I've altered the quantities slightly, mostly reducing the sugar, since the marmalade, ginger ale and other additions are all sweet to start with. Otherwise these are the original quantities, and they produce a very large amount of cake mix. The first time I made it, I made two cakes from this quantity, and the next time I made a cake and muffins as well. You could easily halve the quantities if you want only one cake. 

2. Judy’s Honey Cake


  • 4 cups all-purpose flour
  • 4 teaspoons baking powder
  • 1 teaspoon baking soda
  • ½ teaspoon salt
  • 5 teaspoons cinnamon
  • ½  teaspoon cloves
  • ½ teaspoon nutmeg plus cardamon
  • 4 eggs
  • 1 cup honey
  • ¾ cup white sugar
  • ¾ cup dark brown sugar
  • ¼ cup orange marmalade
  • 1 cup regular vegetable oil (not corn oil)
  • 1 ¼ cups ginger ale, bubbles stirred out
  • 1 teaspoon orange water
  • 1/3 cup freshly squeezed orange juice (store bought also fine)
  • 1/4 cup strong tea


1. Preheat oven to 200 C / 375 F. Grease and flour a cake tin. Judy used an angel tin, a tube pan in the US, but any shaped tin will do. The main thing is to make sure it's well-greased, as this cake can be hard to remove!
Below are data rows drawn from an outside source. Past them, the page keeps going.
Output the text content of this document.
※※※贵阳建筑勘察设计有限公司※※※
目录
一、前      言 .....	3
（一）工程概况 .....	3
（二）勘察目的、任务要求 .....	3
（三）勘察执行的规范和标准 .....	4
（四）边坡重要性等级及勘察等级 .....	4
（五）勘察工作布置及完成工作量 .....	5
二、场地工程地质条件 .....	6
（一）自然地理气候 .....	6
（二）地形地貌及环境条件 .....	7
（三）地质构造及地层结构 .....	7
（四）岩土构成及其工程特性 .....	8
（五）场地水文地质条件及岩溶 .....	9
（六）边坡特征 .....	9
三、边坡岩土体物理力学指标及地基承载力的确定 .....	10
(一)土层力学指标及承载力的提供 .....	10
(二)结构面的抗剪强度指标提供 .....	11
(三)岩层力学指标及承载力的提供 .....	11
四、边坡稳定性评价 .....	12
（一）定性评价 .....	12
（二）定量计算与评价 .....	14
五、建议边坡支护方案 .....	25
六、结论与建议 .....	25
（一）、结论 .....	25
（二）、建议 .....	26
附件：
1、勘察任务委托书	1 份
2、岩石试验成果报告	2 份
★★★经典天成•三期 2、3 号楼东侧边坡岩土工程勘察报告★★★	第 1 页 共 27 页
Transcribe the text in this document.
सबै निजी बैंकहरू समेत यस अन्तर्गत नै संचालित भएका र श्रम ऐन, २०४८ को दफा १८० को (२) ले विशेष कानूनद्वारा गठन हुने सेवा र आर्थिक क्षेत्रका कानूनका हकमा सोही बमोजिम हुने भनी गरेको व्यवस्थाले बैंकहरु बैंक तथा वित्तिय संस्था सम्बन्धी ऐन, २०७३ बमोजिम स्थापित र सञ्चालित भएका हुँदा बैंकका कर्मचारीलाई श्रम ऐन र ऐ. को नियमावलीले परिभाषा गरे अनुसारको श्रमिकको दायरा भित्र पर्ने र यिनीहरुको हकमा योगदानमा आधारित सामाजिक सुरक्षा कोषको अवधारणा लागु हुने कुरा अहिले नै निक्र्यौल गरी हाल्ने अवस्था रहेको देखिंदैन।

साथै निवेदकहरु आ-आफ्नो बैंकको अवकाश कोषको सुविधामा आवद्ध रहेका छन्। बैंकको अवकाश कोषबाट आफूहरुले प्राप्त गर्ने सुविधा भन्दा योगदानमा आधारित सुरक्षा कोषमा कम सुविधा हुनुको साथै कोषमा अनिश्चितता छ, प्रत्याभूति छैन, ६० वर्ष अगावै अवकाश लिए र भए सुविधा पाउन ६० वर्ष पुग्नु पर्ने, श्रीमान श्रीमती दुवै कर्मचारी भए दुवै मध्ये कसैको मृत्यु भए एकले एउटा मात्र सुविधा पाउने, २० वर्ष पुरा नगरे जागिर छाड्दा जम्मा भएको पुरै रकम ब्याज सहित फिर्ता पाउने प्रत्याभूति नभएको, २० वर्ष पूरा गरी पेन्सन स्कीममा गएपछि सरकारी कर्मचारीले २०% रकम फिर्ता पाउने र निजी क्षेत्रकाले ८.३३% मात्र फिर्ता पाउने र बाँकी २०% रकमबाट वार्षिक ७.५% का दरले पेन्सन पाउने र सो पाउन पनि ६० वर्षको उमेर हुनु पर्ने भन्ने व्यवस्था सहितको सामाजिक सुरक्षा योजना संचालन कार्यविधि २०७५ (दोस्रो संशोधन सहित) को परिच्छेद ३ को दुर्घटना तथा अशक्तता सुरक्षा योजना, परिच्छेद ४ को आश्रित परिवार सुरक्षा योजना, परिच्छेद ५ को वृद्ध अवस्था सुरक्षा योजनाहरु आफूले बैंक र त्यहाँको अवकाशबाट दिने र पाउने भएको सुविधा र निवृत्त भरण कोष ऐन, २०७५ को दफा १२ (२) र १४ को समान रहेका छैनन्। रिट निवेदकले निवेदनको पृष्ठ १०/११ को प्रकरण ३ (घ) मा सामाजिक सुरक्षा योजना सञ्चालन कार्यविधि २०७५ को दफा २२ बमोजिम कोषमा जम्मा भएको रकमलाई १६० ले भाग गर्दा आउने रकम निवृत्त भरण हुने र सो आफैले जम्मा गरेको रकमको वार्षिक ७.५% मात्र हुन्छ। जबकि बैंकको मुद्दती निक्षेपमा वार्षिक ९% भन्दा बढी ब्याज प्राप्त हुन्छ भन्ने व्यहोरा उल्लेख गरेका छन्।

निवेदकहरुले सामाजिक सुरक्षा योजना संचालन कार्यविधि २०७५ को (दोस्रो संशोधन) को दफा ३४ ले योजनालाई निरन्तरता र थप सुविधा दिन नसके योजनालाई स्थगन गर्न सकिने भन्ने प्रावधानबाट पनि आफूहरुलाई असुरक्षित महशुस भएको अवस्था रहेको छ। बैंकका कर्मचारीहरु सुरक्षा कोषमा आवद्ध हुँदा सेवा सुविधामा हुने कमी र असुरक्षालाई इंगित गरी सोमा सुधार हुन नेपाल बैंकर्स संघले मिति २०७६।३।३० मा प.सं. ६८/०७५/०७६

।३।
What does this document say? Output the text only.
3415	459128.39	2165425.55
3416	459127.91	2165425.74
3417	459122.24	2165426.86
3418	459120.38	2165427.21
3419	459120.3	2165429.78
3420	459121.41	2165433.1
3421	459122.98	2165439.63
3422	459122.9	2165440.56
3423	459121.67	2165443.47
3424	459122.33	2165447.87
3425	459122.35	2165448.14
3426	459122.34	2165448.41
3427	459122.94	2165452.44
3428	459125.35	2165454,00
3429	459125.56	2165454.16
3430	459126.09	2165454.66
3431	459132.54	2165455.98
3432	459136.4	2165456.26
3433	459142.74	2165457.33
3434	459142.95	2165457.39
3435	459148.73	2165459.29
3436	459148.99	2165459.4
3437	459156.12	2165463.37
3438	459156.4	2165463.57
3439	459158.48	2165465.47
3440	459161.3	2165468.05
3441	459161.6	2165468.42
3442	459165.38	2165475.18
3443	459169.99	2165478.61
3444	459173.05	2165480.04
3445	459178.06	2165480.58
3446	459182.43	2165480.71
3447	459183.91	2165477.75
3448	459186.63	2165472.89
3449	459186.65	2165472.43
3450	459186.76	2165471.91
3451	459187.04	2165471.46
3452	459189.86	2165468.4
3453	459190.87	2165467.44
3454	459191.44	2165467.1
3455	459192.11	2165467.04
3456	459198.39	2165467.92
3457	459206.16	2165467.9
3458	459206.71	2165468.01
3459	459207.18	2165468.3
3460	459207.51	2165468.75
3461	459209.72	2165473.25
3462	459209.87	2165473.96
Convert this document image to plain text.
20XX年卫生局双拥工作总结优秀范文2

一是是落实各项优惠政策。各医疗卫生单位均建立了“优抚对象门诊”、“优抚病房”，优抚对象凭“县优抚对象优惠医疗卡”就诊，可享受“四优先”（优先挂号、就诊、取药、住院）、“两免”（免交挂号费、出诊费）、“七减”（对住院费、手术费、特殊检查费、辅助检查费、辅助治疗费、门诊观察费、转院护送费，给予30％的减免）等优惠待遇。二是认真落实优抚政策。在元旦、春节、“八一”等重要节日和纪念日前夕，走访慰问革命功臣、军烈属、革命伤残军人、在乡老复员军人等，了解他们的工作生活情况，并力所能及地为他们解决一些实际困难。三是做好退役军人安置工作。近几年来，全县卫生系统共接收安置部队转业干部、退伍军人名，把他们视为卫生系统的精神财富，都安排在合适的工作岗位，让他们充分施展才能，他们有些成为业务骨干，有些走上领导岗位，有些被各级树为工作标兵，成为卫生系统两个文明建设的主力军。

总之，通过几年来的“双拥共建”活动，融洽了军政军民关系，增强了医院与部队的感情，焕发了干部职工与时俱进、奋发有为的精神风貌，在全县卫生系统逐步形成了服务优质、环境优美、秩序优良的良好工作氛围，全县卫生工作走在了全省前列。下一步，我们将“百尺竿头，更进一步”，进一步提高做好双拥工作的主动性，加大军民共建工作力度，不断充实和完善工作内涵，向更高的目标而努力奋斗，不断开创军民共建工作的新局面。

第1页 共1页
2. Blend all the dry ingredients in a bowl and set aside.

3. Beat eggs with sugar till light and fluffy. Add oil and honey and beat again. Tip: Use the same cup for t he oil and the honey. Do the oil first and then the honey will slip right out! Add marmalade, then dry ingredients and beat. Then add remaining liquids and blend until smooth.

4. Baking times vary. If you are making one cake only, it will take about 70 minutes plus. After 70 minutes  reduce temperature to 160 C / 325 F and bake for another 10-20 minutes or until cake tests done. Gently press cake with fingertips; it should spring back when touched or seem solid, and not as if there is hot, liquidy batter underneath. When you make 2 cakes, it's done after 45 - 60 minutes.

TIP: Lisa often puts it on a baking tray when she is putting in the oven, in case the runny batter leaks.


This is a fantastic cake. You don’t taste the separate ingredients – What marmalade? Ginger ale who? – but the whole is fudgy, sweet, honey-filled and orange-scented. It’s a wonderful recipe and is also very forgiving eg Lisa adds the ingredients in a different order and we both swear by our results. 

gluten free

When we were first testing these recipes, Melbourne cook Amanda Hampel made a gluten-free honey free honey cake. Aiming for a lower fructose result, she substituted maple syrup for honey in her mother-in-law’s recipe, to produce the cake below.

Amanda has little children running about, so she opted for a spice free version. If you like spices, just add the spices outlined in the recipes above. 

 3. GF Honey Free Honey cake 


  • 2 eggs, lightly beaten
  • 3/4 - 1 cup coconut oil, melted
  • 1  ½ cups pure maple syrup - NOT maple flavoured syrup 
  • 2 cups Gluten Free flour mix: Amanda combines Brown Rice flour, Corn Flour, Almond Meal with 1 teaspoon Xanthan gum
  • 1 teaspoon baking powder
  • ½  teaspoon bicarb soda
  • 1 tablespoon cacao powder
  • Optional: spices, and dessicated coconut for sprinkling on top


Pretty simple. Mix all ingredients together in a bowl. You can use a mixer or just a whisk or wooden spoon. Pour into a non-stick cake tin. Bake at 180 C for 1 hour. Once it’s cooled, turn out and sprinkle with desiccated coconut, if using.



Amanda was very pleased with her efforts. First the consistency was right, light and moist on the inside, with a nice crust on the outside. And then the acid test: did it taste like honey cake? Amanda had a posse of family tasters on hand.

“Everyone's tasted it here and they LOVED IT! Yummm! If I wouldn't have told them it was a honey-free honey cake they wouldn't have known! So when I asked if it tasted like honey cake they said absolutely!!!”


On that positive note, Happy New Year to everyone! I hope the year ahead is peaceful, happy and productive, and full of good health and good fortune.